Department of Internal Medicine, Taipei Medical University-Shuang Ho Hospital, New Taipei City, Taiwan.
PLoS One. 2012;7(1):e30674. doi: 10.1371/journal.pone.0030674. Epub 2012 Jan 23.
Many studies suggest that far-infrared (FIR) therapy can reduce the frequency of some vascular-related diseases. The non-thermal effect of FIR was recently found to play a role in the long-term protective effect on vascular function, but its molecular mechanism is still unknown. In the present study, we evaluated the biological effect of FIR on vascular endothelial growth factor (VEGF)-induced proliferation in human umbilical vein endothelial cells (HUVECs). We found that FIR ranging 3∼10 µm significantly inhibited VEGF-induced proliferation in HUVECs. According to intensity and time course analyses, the inhibitory effect of FIR peaked at an effective intensity of 0.13 mW/cm(2) at 30 min. On the other hand, a thermal effect did not inhibit VEGF-induced proliferation in HUVECs. FIR exposure also inhibited the VEGF-induced phosphorylation of extracellular signal-regulated kinases in HUVECs. FIR exposure further induced the phosphorylation of endothelial nitric oxide (NO) synthase (eNOS) and NO generation in VEGF-treated HUVECs. Both VEGF-induced NO and reactive oxygen species generation was involved in the inhibitory effect of FIR. Nitrotyrosine formation significantly increased in HUVECs treated with VEGF and FIR together. Inhibition of phosphoinositide 3-kinase (PI3K) by wortmannin abolished the FIR-induced phosphorylation of eNOS and Akt in HUVECs. FIR exposure upregulated the expression of PI3K p85 at the transcriptional level. We further found that FIR exposure induced the nuclear translocation of promyelocytic leukemia zinc finger protein (PLZF) in HUVECs. This induction was independent of a thermal effect. The small interfering RNA transfection of PLZF blocked FIR-increased PI3K levels and the inhibitory effect of FIR. These data suggest that FIR induces the nuclear translocation of PLZF which inhibits VEGF-induced proliferation in HUVECs.

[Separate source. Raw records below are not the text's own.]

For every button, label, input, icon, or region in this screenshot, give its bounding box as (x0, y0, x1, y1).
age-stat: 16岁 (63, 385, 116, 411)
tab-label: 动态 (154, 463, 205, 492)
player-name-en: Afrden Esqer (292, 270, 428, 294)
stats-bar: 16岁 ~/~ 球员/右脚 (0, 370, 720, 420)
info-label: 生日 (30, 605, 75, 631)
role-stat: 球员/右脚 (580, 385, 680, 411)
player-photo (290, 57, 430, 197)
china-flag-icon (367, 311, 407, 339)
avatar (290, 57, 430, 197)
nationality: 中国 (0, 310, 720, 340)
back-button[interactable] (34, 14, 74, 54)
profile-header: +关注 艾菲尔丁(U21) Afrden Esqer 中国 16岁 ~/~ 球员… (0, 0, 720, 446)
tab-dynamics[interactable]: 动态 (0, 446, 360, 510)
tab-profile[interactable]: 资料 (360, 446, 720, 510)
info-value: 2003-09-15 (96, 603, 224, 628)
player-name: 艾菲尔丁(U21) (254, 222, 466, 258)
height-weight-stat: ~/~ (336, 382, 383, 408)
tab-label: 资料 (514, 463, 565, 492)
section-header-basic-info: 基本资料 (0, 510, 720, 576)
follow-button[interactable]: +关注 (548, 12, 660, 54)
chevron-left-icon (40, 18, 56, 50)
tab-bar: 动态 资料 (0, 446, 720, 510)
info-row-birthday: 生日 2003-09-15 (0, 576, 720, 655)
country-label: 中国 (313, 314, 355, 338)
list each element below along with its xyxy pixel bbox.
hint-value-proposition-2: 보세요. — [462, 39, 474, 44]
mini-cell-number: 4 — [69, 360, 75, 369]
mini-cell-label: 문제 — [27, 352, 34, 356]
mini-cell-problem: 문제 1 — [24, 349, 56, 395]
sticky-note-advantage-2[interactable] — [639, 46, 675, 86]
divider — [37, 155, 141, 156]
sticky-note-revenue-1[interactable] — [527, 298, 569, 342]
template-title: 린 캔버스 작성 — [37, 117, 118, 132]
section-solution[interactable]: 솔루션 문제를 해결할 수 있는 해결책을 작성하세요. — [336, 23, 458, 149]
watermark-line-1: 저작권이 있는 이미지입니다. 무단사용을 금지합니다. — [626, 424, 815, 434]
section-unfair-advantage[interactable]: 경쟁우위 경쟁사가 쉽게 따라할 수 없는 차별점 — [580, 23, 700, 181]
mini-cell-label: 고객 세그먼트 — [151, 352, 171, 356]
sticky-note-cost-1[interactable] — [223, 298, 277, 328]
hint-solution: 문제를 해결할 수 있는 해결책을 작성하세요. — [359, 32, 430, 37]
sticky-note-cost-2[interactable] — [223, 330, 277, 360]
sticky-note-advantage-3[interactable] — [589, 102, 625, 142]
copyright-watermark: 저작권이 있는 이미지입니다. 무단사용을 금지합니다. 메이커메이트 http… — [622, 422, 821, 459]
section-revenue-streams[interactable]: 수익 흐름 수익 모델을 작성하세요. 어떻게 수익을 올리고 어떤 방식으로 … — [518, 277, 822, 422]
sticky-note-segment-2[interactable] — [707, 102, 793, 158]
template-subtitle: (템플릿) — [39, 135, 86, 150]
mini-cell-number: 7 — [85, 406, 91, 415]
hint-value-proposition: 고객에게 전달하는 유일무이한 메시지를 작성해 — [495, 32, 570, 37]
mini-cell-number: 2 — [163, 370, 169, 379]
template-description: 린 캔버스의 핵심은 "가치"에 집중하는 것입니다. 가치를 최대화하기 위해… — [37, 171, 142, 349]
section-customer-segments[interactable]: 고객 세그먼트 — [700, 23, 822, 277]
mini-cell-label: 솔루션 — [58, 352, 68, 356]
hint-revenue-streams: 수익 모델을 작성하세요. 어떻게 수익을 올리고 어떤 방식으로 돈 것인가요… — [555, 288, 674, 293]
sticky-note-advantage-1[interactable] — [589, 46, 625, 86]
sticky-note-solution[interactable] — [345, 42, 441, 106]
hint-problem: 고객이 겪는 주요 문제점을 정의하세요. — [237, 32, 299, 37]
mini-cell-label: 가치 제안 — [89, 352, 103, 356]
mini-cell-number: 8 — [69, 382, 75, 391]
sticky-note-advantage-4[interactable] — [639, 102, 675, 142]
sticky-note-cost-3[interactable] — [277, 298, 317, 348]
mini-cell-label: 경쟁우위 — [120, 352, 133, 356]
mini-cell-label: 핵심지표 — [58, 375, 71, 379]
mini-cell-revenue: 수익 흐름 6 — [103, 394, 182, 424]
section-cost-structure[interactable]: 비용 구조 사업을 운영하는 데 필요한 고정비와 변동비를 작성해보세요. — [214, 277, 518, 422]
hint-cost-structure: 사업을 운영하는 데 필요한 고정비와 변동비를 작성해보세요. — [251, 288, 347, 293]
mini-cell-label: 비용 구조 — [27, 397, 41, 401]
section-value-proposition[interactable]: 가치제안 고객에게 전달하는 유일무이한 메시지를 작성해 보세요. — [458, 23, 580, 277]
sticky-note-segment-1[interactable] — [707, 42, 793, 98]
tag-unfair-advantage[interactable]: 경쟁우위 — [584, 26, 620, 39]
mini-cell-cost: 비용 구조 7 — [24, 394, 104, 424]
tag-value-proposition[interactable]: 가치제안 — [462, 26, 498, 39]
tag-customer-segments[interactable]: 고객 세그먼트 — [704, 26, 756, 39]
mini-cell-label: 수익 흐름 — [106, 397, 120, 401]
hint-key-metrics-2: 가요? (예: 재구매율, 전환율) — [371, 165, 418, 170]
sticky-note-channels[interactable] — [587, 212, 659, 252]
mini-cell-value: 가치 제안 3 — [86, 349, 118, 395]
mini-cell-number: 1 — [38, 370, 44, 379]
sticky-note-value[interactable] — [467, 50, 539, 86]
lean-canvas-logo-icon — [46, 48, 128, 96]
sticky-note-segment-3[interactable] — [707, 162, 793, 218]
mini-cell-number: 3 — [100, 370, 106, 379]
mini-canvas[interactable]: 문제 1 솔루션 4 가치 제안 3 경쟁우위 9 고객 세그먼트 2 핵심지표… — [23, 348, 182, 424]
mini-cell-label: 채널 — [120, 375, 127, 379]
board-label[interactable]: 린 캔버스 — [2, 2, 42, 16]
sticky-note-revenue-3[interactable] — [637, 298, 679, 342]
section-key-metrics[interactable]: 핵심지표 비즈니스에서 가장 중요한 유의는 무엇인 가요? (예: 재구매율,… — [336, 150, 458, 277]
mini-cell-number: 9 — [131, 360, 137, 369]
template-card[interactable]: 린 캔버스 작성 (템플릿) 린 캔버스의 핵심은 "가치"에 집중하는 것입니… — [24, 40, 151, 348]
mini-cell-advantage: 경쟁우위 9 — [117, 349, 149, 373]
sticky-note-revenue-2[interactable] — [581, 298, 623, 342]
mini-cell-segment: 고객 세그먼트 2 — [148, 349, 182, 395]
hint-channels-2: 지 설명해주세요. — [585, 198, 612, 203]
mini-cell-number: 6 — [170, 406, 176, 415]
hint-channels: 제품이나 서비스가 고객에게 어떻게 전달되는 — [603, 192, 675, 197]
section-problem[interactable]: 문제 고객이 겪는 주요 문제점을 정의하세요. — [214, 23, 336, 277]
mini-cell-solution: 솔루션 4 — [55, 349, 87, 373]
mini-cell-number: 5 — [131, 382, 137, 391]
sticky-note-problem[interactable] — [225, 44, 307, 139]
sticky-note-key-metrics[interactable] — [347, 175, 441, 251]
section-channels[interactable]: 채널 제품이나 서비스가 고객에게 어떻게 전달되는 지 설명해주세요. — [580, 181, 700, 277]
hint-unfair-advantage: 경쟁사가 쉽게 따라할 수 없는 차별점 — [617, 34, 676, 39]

许多研究表明,远红外(FIR)治疗可以降低某些血管相关疾病的发病率。最近发现,FIR 的非热效应在血管功能的长期保护作用中发挥作用,但它的分子机制尚不清楚。在本研究中,我们评估了 FIR 对人脐静脉内皮细胞(HUVEC)中血管内皮生长因子(VEGF)诱导增殖的生物学效应。我们发现,FIR 在 3-10 µm 范围内显著抑制了 VEGF 诱导的 HUVEC 增殖。根据强度和时间过程分析,FIR 的抑制作用在 30 分钟时达到有效强度 0.13 mW/cm2 的峰值。另一方面,热效应不会抑制 HUVEC 中 VEGF 诱导的增殖。FIR 暴露还抑制了 VEGF 诱导的 HUVEC 中细胞外信号调节激酶的磷酸化。FIR 暴露进一步诱导了 VEGF 处理的 HUVEC 中内皮型一氧化氮合酶(eNOS)的磷酸化和 NO 的产生。FIR 的抑制作用涉及 VEGF 诱导的 NO 和活性氧的产生。与 VEGF 和 FIR 一起处理的 HUVEC 中硝基酪氨酸的形成明显增加。wortmannin 抑制磷酯酰肌醇 3-激酶(PI3K)完全消除了 FIR 诱导的 HUVEC 中 eNOS 和 Akt 的磷酸化。FIR 暴露在转录水平上调了 PI3K p85 的表达。我们进一步发现,FIR 暴露诱导了 HUVEC 中早幼粒细胞白血病锌指蛋白(PLZF)的核转位。这种诱导与热效应无关。PLZF 的小干扰 RNA 转染阻断了 FIR 增加的 PI3K 水平和 FIR 的抑制作用。这些数据表明,FIR 诱导了 PLZF 的核转位,从而抑制了 HUVEC 中 VEGF 诱导的增殖。